スペインの若手ラッパー、セー・タンガナ(C. Tangana)をフィーチュアした(4)「Tocarte」はエッジの効いたガットギターのサウンドが心地いい。この曲は2022年のラテングラミー賞で最優秀楽曲賞(Song Of The Year)を獲得している。

ラテングラミー賞の“Song of the Year”に輝いた(4)「Tocarte」。

今作中でも特に異彩を放つ(6)「¡Oh, Algoritmo!」はWeezerとのコラボでも話題のイスラエルの若手SSW、ノガ・エレズ(Noga Erez)をフィーチュア。彼女のパートナー、オリ・ロウソ(Ori Rousso)も制作に参加し本作のハイライトとなるような斬新なサウンドを展開する。

(5)「Tinta y Tiempo」

(9)「Bendito Desconcierto」はこちらもウルグアイを代表するSSWマルティン・ブスカグリア(Martín Buscaglia)との共作共演となっており、洗練されたポップスが印象的だ。

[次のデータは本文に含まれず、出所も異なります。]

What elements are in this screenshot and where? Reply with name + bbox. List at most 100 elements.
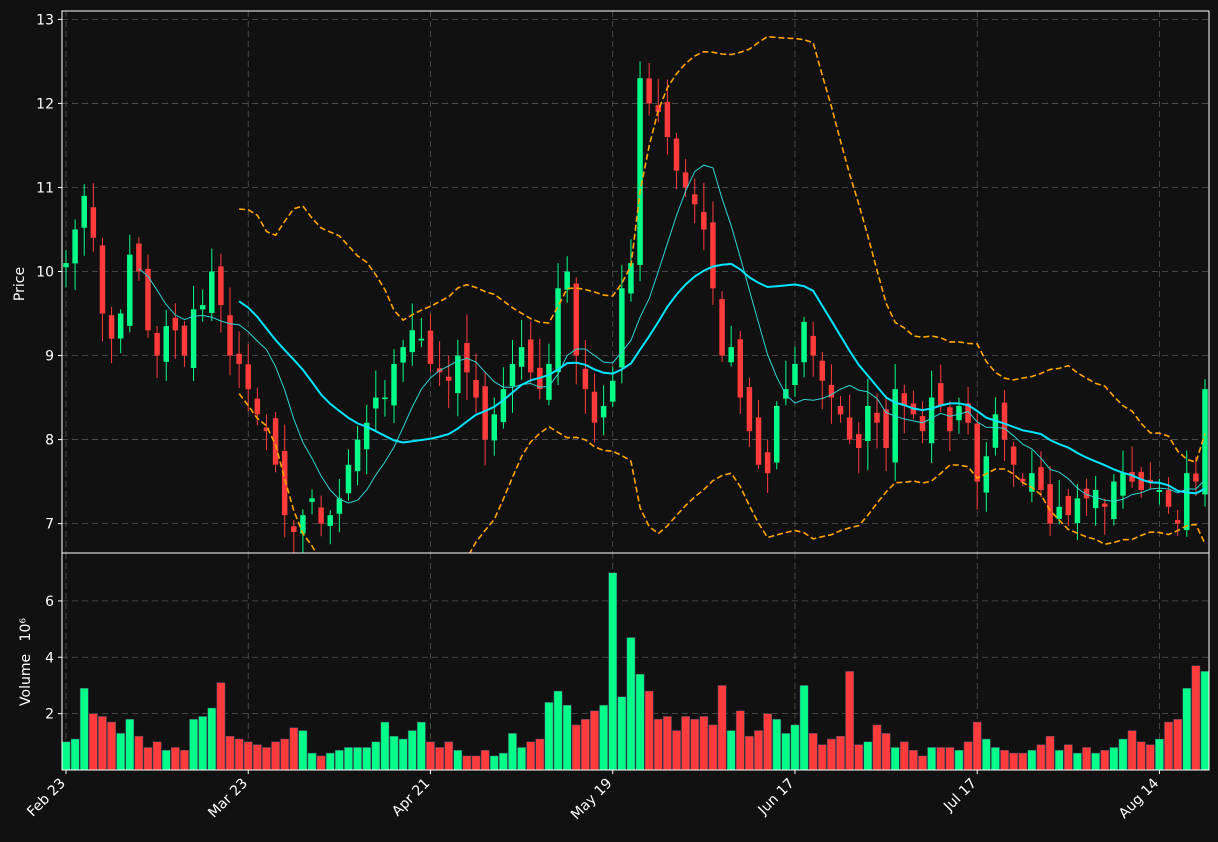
candle-body xyxy=(701,212,707,230)
volume-bar xyxy=(1063,744,1073,771)
volume-bar xyxy=(863,741,873,771)
candle-body xyxy=(309,498,315,502)
volume-bar xyxy=(1155,738,1164,771)
volume-bar xyxy=(1009,752,1018,771)
volume-bar xyxy=(581,719,590,771)
price-ytick-label: 9 xyxy=(45,349,54,365)
candle-body xyxy=(245,364,251,390)
volume-bar xyxy=(307,752,317,771)
candle-body xyxy=(1047,484,1053,524)
volume-bar xyxy=(243,741,253,771)
volume-bar xyxy=(763,713,772,771)
volume-bar xyxy=(827,738,836,771)
volume-bar xyxy=(735,710,745,771)
candle-body xyxy=(938,383,944,406)
volume-bar xyxy=(298,730,308,771)
candle-body xyxy=(774,405,780,463)
volume-bar xyxy=(644,690,654,771)
volume-bar xyxy=(143,747,153,771)
candle-body xyxy=(236,353,242,364)
volume-bar xyxy=(845,671,854,771)
candle-body xyxy=(1029,473,1035,492)
volume-bar xyxy=(70,738,80,771)
candle-body xyxy=(363,422,370,450)
candle-body xyxy=(1074,498,1081,524)
volume-bar xyxy=(499,752,508,771)
candle-body xyxy=(874,412,880,423)
axis-labels: Price Volume 10⁶ xyxy=(12,267,34,706)
volume-bar xyxy=(790,724,800,771)
volume-bar xyxy=(699,716,709,771)
candle-body xyxy=(1092,489,1099,509)
volume-bar xyxy=(681,716,690,771)
volume-bar xyxy=(635,673,645,771)
candle-body xyxy=(628,263,634,294)
candle-body xyxy=(263,427,270,432)
candle-body xyxy=(108,315,115,339)
candle-body xyxy=(737,339,744,398)
volume-bar xyxy=(407,730,417,771)
candle-body xyxy=(172,317,179,331)
price-panel xyxy=(63,35,1208,553)
volume-bar xyxy=(571,724,581,771)
candle-body xyxy=(947,407,953,432)
candle-body xyxy=(1165,490,1172,507)
volume-bar xyxy=(1109,747,1119,771)
candle-body xyxy=(555,288,561,373)
volume-bar xyxy=(435,747,444,771)
volume-bar xyxy=(909,750,918,771)
volume-bar xyxy=(180,750,189,771)
candle-body xyxy=(856,434,862,448)
candle-body xyxy=(473,380,479,398)
candle-body xyxy=(928,397,935,444)
volume-bar xyxy=(772,719,782,771)
volume-bar xyxy=(608,572,618,771)
volume-bar xyxy=(152,741,162,771)
volume-bar xyxy=(918,755,927,771)
candle-body xyxy=(1184,473,1190,531)
volume-bar xyxy=(899,741,909,771)
volume-bar xyxy=(198,716,208,771)
volume-bar xyxy=(116,733,126,771)
volume-bar xyxy=(1045,735,1055,771)
volume-bar xyxy=(745,735,754,771)
volume-bar xyxy=(1182,688,1192,771)
candle-body xyxy=(181,325,188,356)
candle-body xyxy=(819,360,826,381)
volume-bar xyxy=(817,744,827,771)
candle-body xyxy=(190,309,197,368)
volume-bar xyxy=(426,741,435,771)
volume-bar xyxy=(544,702,554,771)
volume-bar xyxy=(672,730,681,771)
volume-bar xyxy=(1036,744,1046,771)
candle-body xyxy=(664,101,671,138)
candle-body xyxy=(72,229,78,264)
volume-bar xyxy=(1136,741,1146,771)
candle-body xyxy=(209,271,215,313)
candle-body xyxy=(1120,473,1126,496)
candle-body xyxy=(837,405,844,415)
candle-body xyxy=(445,376,452,381)
candle-body xyxy=(719,299,725,356)
volume-bar xyxy=(253,744,262,771)
candle-body xyxy=(974,423,980,482)
candle-body xyxy=(318,507,324,524)
volume-bar xyxy=(1054,750,1064,771)
candle-body xyxy=(199,305,206,310)
candle-body xyxy=(254,398,261,415)
volume-bar xyxy=(353,747,362,771)
volume-bar xyxy=(161,750,171,771)
candle-body xyxy=(1065,495,1072,516)
candle-body xyxy=(600,405,607,418)
volume-bar xyxy=(88,713,98,771)
candle-body xyxy=(400,347,406,363)
candle-body xyxy=(965,403,971,423)
volume-bar xyxy=(526,741,536,771)
candle-body xyxy=(300,515,306,534)
candle-body xyxy=(865,405,871,441)
volume-bar xyxy=(1100,750,1110,771)
candle-body xyxy=(272,418,279,465)
candle-body xyxy=(564,271,570,290)
candle-body xyxy=(573,283,580,356)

ウルグアイ人として初めてアカデミー賞を受賞したJorge Drexler

ホルヘ・ドレクスレルは1964年ウルグアイの首都モンテビデオ生まれ。カンドンベやムルガ、ミロンガといったウルグアイの伝統音楽にボサノヴァ、ポップ・ミュージック、ジャズ、電子音楽等を組み合わせたオリジナリティのあるサウンドと柔らかな歌唱力が特長で、彼が作曲し歌った「Al Otro Lado del Río(川を渡って木立の中へ)」はチェ・ゲバラの医学生時代を描いた映画『モーターサイクル・ダイアリーズ』にエンディング・テーマとして採用され、アカデミー歌曲賞(Academy Award for Best Original Song)を受賞した。これはウルグアイ人として初めての栄誉となったが、アカデミー賞の授賞式では知名度不足と判断されアントニオ・バンデラスとカルロス・サンタナによって同曲が歌われることとなり、これに対抗したドレクスレルはオスカー賞授賞式の際、スピーチの代わりに同曲の一部をアカペラで歌いあげ意趣返しを行ったというエピソードがある。

彼の家族はユダヤ系で、ドレクスレル一家はナチス・ドイツによるホロコーストから逃れる為にウルグアイへと移住している。ホルヘも1年間イスラエルに住んだことがあり、ヘブライ語を流暢に話すことができる。